Felicity Burch, CBI Innovation & Digital Director, said: “For centuries, the UK has been a home for global innovation. Scientific progress has not only transformed our economy, it’s been the single biggest driver of productivity and helped tackle some of our society’s biggest challenges.

“But with the continued political uncertainty and our competitors investing more in innovation, the next Government must re-launch the UK as one of the best places in the world to imagine, invest and invent. This report lays out concrete initiatives that can kickstart public and private investment across our country.”

CBI regional director for The North-East Sarah Glendinning said: “By running with this agenda, business and Government can in partnership unleash the innovative potential of towns and cities throughout the UK.

“Throughout the North-East there are already a wealth of successful stories of companies coming together in their regions to the benefit of society and the economy.

“Imagine – if R&D spending increases to at least three per cent of GDP and Catapult Quarters are created – how much further could the UK grow its successful innovation-based economy and break ground on the grand challenges of our time.”

CBI recommendations for the next Government include:

Setting out a roadmap for raising UK R&D activity within its first year of office

Policymakers should set out a long-term trajectory for Government spending and include measures to ramp up public funding support for Innovate UK; drive innovation through Government procurement; and push innovation diffusion throughout the UK economy.

Jumpstarting innovation activity across the UK with new ‘Catapult Quarters’

To spur a national R&D movement that capitalises on areas of existing and burgeoning strength, the next Government should establish a series of new ‘Catapult Quarters’ throughout the country to support new ideas and innovation

Catapult Quarters would build on existing regional R&D strengths in a coordinated way, bring together local policy leaders and the services local businesses need to collaborate and commercialise their ideas. This would range from specialist in-house support, equipment, expertise, facilities to land access - all in one place

Catapult Quarters would be set up around clusters of existing or fledgling industry activity and would be attached to anchor institutions like existing Catapult Centres or Research Technology Organisations (RTOs)

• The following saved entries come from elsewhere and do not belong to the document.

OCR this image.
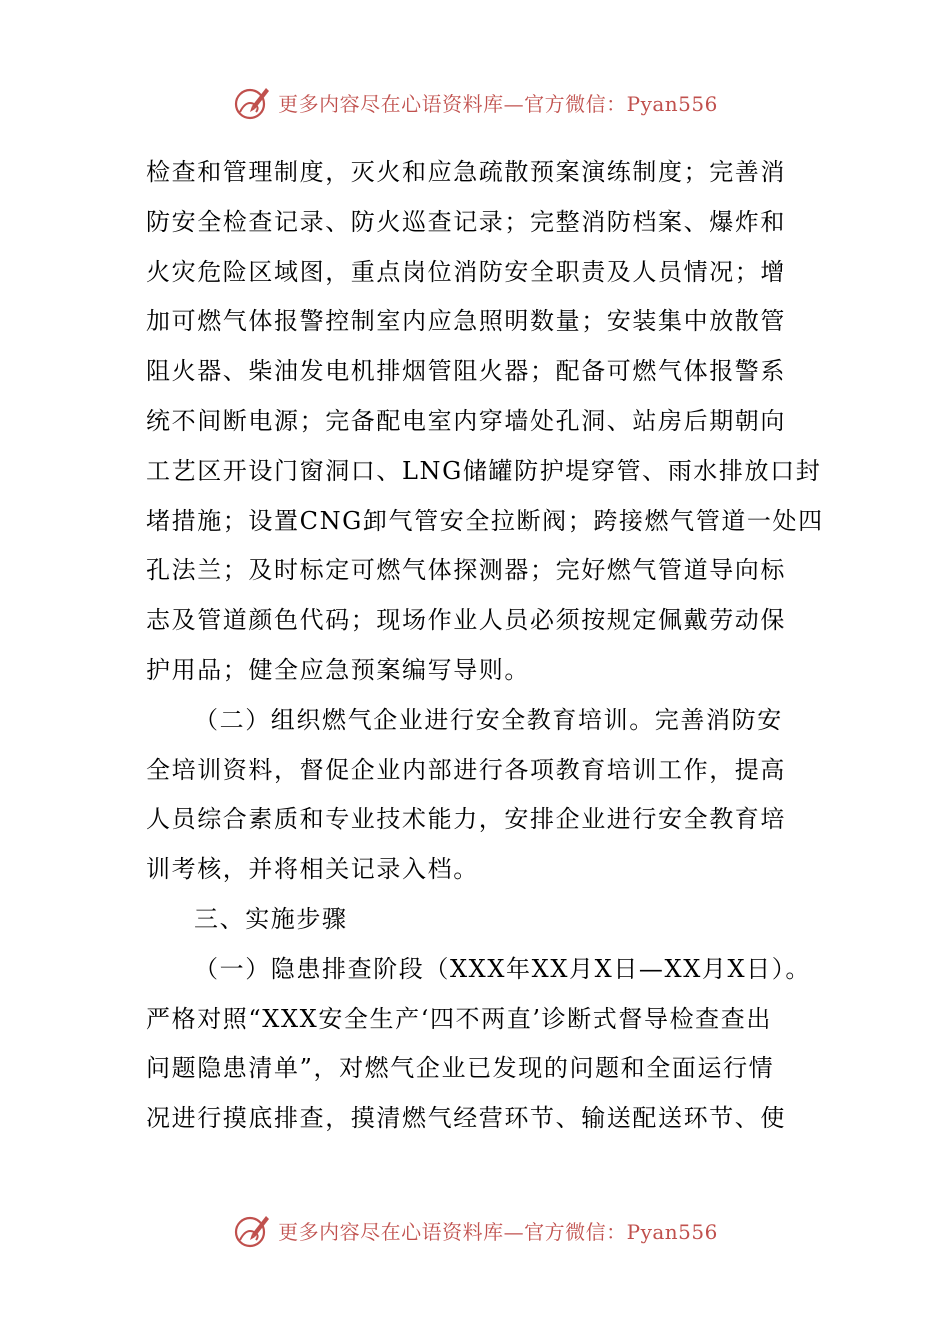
更多内容尽在心语资料库—官方微信：Pyan556
检查和管理制度，灭火和应急疏散预案演练制度；完善消
防安全检查记录、防火巡查记录；完整消防档案、爆炸和
火灾危险区域图，重点岗位消防安全职责及人员情况；增
加可燃气体报警控制室内应急照明数量；安装集中放散管
阻火器、柴油发电机排烟管阻火器；配备可燃气体报警系
统不间断电源；完备配电室内穿墙处孔洞、站房后期朝向
工艺区开设门窗洞口、LNG储罐防护堤穿管、雨水排放口封
堵措施；设置CNG卸气管安全拉断阀；跨接燃气管道一处四
孔法兰；及时标定可燃气体探测器；完好燃气管道导向标
志及管道颜色代码；现场作业人员必须按规定佩戴劳动保
护用品；健全应急预案编写导则。
（二）组织燃气企业进行安全教育培训。完善消防安
全培训资料，督促企业内部进行各项教育培训工作，提高
人员综合素质和专业技术能力，安排企业进行安全教育培
训考核，并将相关记录入档。
三、实施步骤
（一）隐患排查阶段（XXX年XX月X日—XX月X日）。
严格对照“XXX安全生产‘四不两直’诊断式督导检查查出
问题隐患清单”，对燃气企业已发现的问题和全面运行情
况进行摸底排查，摸清燃气经营环节、输送配送环节、使
更多内容尽在心语资料库—官方微信：Pyan556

By bringing together expertise and capabilities, Catapult Quarters would together help to create an internationally competitive brand for UK innovation.

Establishing robust methods for measuring impact and success

Turning the dial on regional investment performance will require a more concerted focus on evaluating impact and monitoring progress

To support such efforts, UK Research and Innovation and the Office for National Statistics should work together to develop a new measurement tool to expand the R&D Foreign Direct Investment (FDI) statistics so that it captures regional and sectoral breakdowns of R&D FDI.